Remember that in every situation there’s the potential for strategic advantage.
She intended to make sure, too, that she’d get lots of opportunities to use this insight.
Times are a-changing, especially for us women. The Old Boys’ network that’s been running this country for so long is on the way out and this new Labor government is on the move.
Free tertiary education was getting people who wouldn’t have had a chance before into universities, and there was the pill – hooray for the pill! – so now women had the same sexual freedom as men. It amazed Deborah that less than a year ago she wouldn’t have been eligible to vote till she was twenty-one, yet eighteen year olds – the boys, anyway – were being called up and sent to fight in Viet Nam. All changed, overnight! Having turned eighteen, she would be able to vote tomorrow, if there was an election, and her male friends no longer had to dread their birthdays and the lottery of war.

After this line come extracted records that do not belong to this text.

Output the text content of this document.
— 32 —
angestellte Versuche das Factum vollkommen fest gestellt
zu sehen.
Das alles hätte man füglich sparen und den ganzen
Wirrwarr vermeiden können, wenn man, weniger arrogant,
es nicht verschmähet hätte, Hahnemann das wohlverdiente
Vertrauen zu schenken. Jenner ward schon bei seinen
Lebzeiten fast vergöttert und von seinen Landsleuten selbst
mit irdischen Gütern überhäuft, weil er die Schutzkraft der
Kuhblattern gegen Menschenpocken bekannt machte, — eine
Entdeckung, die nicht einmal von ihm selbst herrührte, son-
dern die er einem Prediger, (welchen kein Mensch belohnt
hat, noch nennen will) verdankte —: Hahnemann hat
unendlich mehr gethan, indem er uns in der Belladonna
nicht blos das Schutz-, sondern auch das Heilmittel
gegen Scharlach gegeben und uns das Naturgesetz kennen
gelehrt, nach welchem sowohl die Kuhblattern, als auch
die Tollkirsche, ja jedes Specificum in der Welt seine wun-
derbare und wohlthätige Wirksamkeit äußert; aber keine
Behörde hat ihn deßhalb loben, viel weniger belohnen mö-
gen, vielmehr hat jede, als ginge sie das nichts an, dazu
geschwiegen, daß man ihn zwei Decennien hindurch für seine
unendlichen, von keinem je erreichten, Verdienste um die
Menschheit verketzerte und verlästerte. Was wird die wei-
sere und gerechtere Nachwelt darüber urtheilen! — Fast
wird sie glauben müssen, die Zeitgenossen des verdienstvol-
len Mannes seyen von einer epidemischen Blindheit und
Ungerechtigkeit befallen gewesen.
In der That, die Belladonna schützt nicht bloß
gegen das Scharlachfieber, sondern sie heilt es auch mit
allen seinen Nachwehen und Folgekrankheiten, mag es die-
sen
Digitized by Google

And now the Prime Minister had appointed a special adviser on women’s issues. Oh yeah, the press called her Supergirl and published
sneering articles and idiotic cartoons, and she’d heard Louise deride the woman who’d got the job as a tokenistic career professional who shaved her armpits, but Deborah was fired with possibility. The Whitlam government still didn’t have a single woman member of parliament among their elected representatives, not one! Soon they’d be desperate for women candidates to field, both at state and federal level – and why not her, Deborah McDonald? Not at the next election, okay, but in another few years… She was young, intelligent, committed, ambitious. Good-looking. Women in the houses of parliament. Women as government ministers. A woman as deputy prime minister. And before too long,
a woman prime minister
. Why not? It had to happen, and happen soon, and she’d be ready.
Later that night, after a day full of lectures and tutorials and avid conversations in the caf, Deborah was invited to go to the pub with a bunch of older students, mostly guys. She was pleased. She didn’t really know any of them, but she wanted to: these were some of the movers and shakers on campus.
She had the right jargon and the correct political line, but it was her looks that gave her entree with the guys, she knew that. Her long legs and high bottom looked great in tight jeans and boots. She strode when she walked and knew how to flick back her long silky hair in a way that was sexy but not too girlie, not too cute. She liked her beer and she could hold her own at the bar or in an argument, or both at the same time.